Despite the fact that there’s little suspense about how things will turn out (the tattoo-removal cutaways are de facto giveaways), Nattiv’s film confidently situates itself in this downtrodden, seething-with-rage milieu. Danger is omnipresent, especially once Bryon tries to make a clean break and start anew. Arnaud Potier’s stark, immediate visuals and Dan Romer’s score—especially its use of occasional anxious string-plucking—enhance the dark, corrosive atmosphere. The film feels infected down to its core; a miasma of rage, prejudice, desperation and sinister manipulation.
More than its aesthetics, Skin casts its spell courtesy of its cast, with Farmiga proving the cagey yin to Camp’s bullying yang, her every sugary smile and comment laced with arsenic. They’re a repugnant pair contrasted by Macdonald, whose maternal protectiveness is as fierce as her love is upfront and genuine. Caught in the middle of these warring forces is Bryon, whom Bell brings to life as a mad dog trying to come to grips with, and adjust to, Julie’s kindness and the potential future it suggests is within reach.

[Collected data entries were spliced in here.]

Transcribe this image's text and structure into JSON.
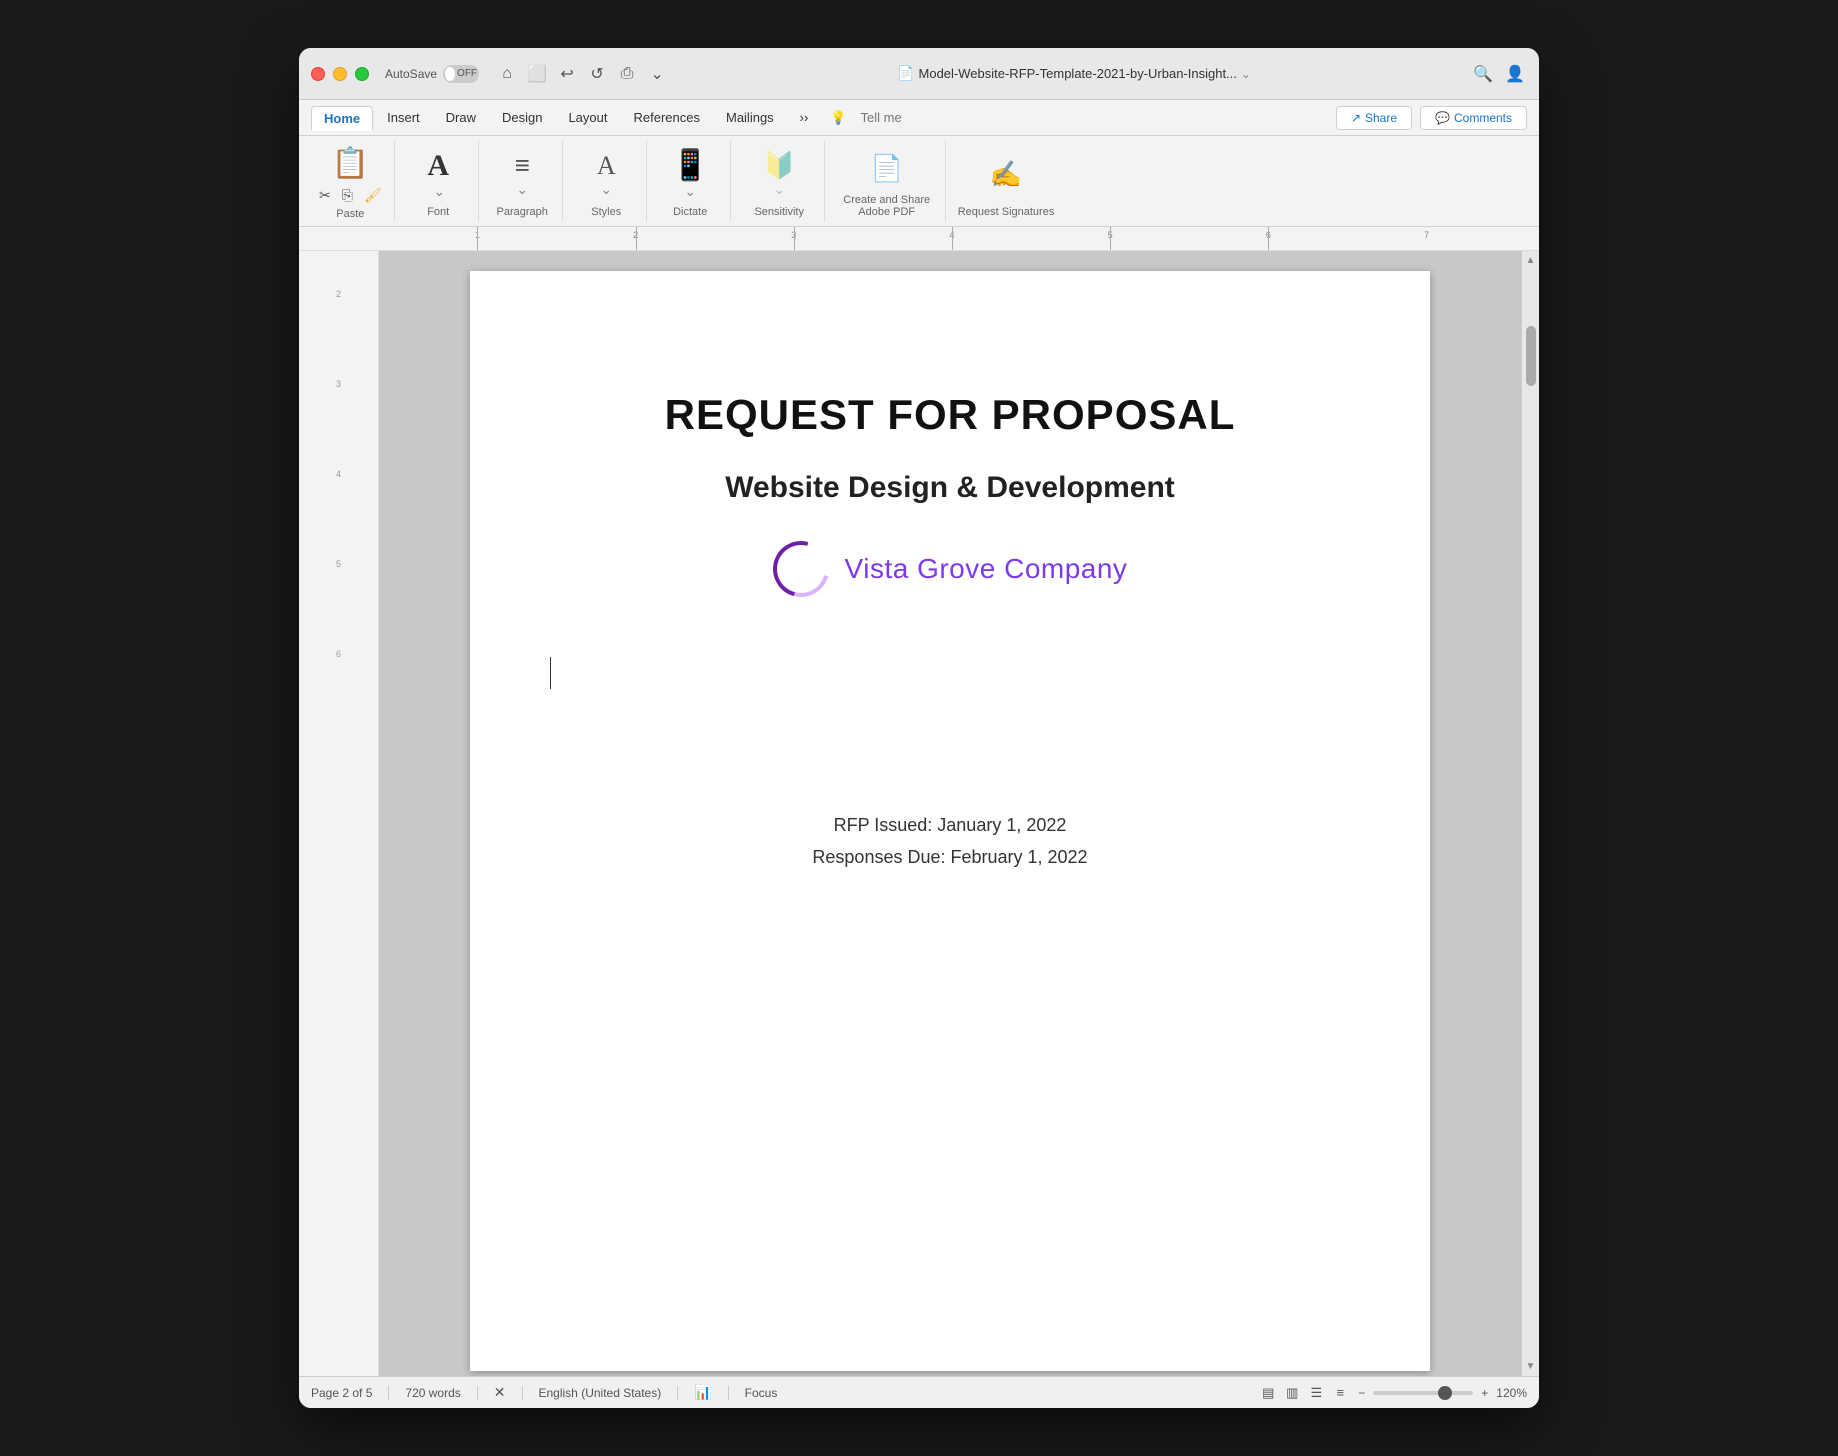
{
  "window": {
    "title": "Model-Website-RFP-Template-2021-by-Urban-Insight...",
    "autosave_label": "AutoSave",
    "autosave_state": "OFF"
  },
  "ribbon": {
    "tabs": [
      "Home",
      "Insert",
      "Draw",
      "Design",
      "Layout",
      "References",
      "Mailings"
    ],
    "active_tab": "Home",
    "more_label": "···",
    "tell_me_placeholder": "Tell me",
    "share_label": "Share",
    "comments_label": "Comments"
  },
  "toolbar": {
    "paste_label": "Paste",
    "font_label": "Font",
    "paragraph_label": "Paragraph",
    "styles_label": "Styles",
    "dictate_label": "Dictate",
    "sensitivity_label": "Sensitivity",
    "create_pdf_label": "Create and Share Adobe PDF",
    "request_sig_label": "Request Signatures"
  },
  "document": {
    "main_title": "REQUEST FOR PROPOSAL",
    "subtitle": "Website Design & Development",
    "company_name": "Vista Grove Company",
    "rfp_issued": "RFP Issued: January 1, 2022",
    "responses_due": "Responses Due: February 1, 2022"
  },
  "status_bar": {
    "page_info": "Page 2 of 5",
    "word_count": "720 words",
    "language": "English (United States)",
    "focus_label": "Focus",
    "zoom_level": "120%",
    "zoom_minus": "−",
    "zoom_plus": "+"
  },
  "ruler": {
    "marks": [
      "1",
      "2",
      "3",
      "4",
      "5",
      "6",
      "7"
    ]
  }
}
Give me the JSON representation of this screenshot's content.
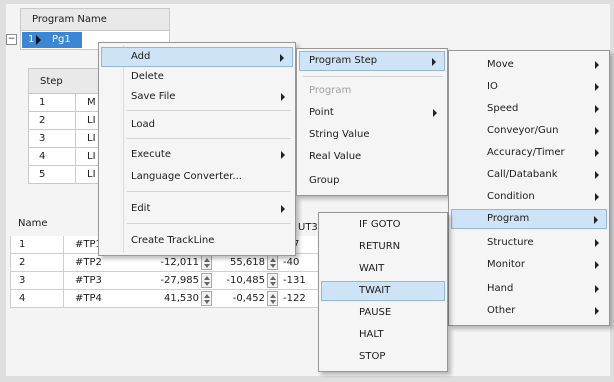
{
  "program_grid": {
    "header": "Program Name",
    "row_number": "1",
    "row_name_partial": "Pg1"
  },
  "step_table": {
    "header": "Step",
    "rows": [
      {
        "num": "1",
        "cut": "M"
      },
      {
        "num": "2",
        "cut": "LI"
      },
      {
        "num": "3",
        "cut": "LI"
      },
      {
        "num": "4",
        "cut": "LI"
      },
      {
        "num": "5",
        "cut": "LI"
      }
    ]
  },
  "name_table": {
    "header": "Name",
    "ut3_header": "UT3",
    "rows": [
      {
        "index": "1",
        "name": "#TP1",
        "v1": "",
        "v2": "",
        "v3": "-27"
      },
      {
        "index": "2",
        "name": "#TP2",
        "v1": "-12,011",
        "v2": "55,618",
        "v3": "-40"
      },
      {
        "index": "3",
        "name": "#TP3",
        "v1": "-27,985",
        "v2": "-10,485",
        "v3": "-131"
      },
      {
        "index": "4",
        "name": "#TP4",
        "v1": "41,530",
        "v2": "-0,452",
        "v3": "-122"
      }
    ]
  },
  "context_menu": {
    "items": [
      {
        "label": "Add",
        "submenu": true,
        "highlighted": true
      },
      {
        "label": "Delete",
        "submenu": false
      },
      {
        "label": "Save File",
        "submenu": true
      },
      {
        "label": "Load",
        "submenu": false
      },
      {
        "label": "Execute",
        "submenu": true
      },
      {
        "label": "Language Converter...",
        "submenu": false
      },
      {
        "label": "Edit",
        "submenu": true
      },
      {
        "label": "Create TrackLine",
        "submenu": false
      }
    ]
  },
  "add_submenu": {
    "items": [
      {
        "label": "Program Step",
        "submenu": true,
        "highlighted": true
      },
      {
        "label": "Program",
        "disabled": true
      },
      {
        "label": "Point",
        "submenu": true
      },
      {
        "label": "String Value"
      },
      {
        "label": "Real Value"
      },
      {
        "label": "Group"
      }
    ]
  },
  "program_step_submenu": {
    "items": [
      {
        "label": "Move"
      },
      {
        "label": "IO"
      },
      {
        "label": "Speed"
      },
      {
        "label": "Conveyor/Gun"
      },
      {
        "label": "Accuracy/Timer"
      },
      {
        "label": "Call/Databank"
      },
      {
        "label": "Condition"
      },
      {
        "label": "Program",
        "highlighted": true
      },
      {
        "label": "Structure"
      },
      {
        "label": "Monitor"
      },
      {
        "label": "Hand"
      },
      {
        "label": "Other"
      }
    ]
  },
  "program_submenu": {
    "items": [
      {
        "label": "IF GOTO"
      },
      {
        "label": "RETURN"
      },
      {
        "label": "WAIT"
      },
      {
        "label": "TWAIT",
        "highlighted": true
      },
      {
        "label": "PAUSE"
      },
      {
        "label": "HALT"
      },
      {
        "label": "STOP"
      }
    ]
  },
  "icons": {
    "expand": "collapse-minus-icon",
    "row_pointer": "row-pointer-icon",
    "submenu_arrow": "submenu-arrow-icon",
    "spin": "spin-button-icon"
  },
  "colors": {
    "selection": "#3b86d6",
    "menu_highlight": "#cfe3f7",
    "menu_background": "#f5f5f5"
  }
}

Letting his character’s sledgehammer belligerence slowly soften—a transition that has its share of confusion, panic, and agony—Bell evokes a potent sense of Bryon’s shifting moral compass even as his situation threatens to spiral out of control.
Reminiscent of Edward Norton’s work in the similar American History X, Bell first defines himself via his scary appearance, and then digs deeply into his protagonist’s knotty resentment, frustration, and longing. Akin to the medical technique that obliterates the physical remnants of Bryon’s past, it’s a raw performance that scrapes away at the monstrous surface to expose the scarred, and salvageable, human lurking within.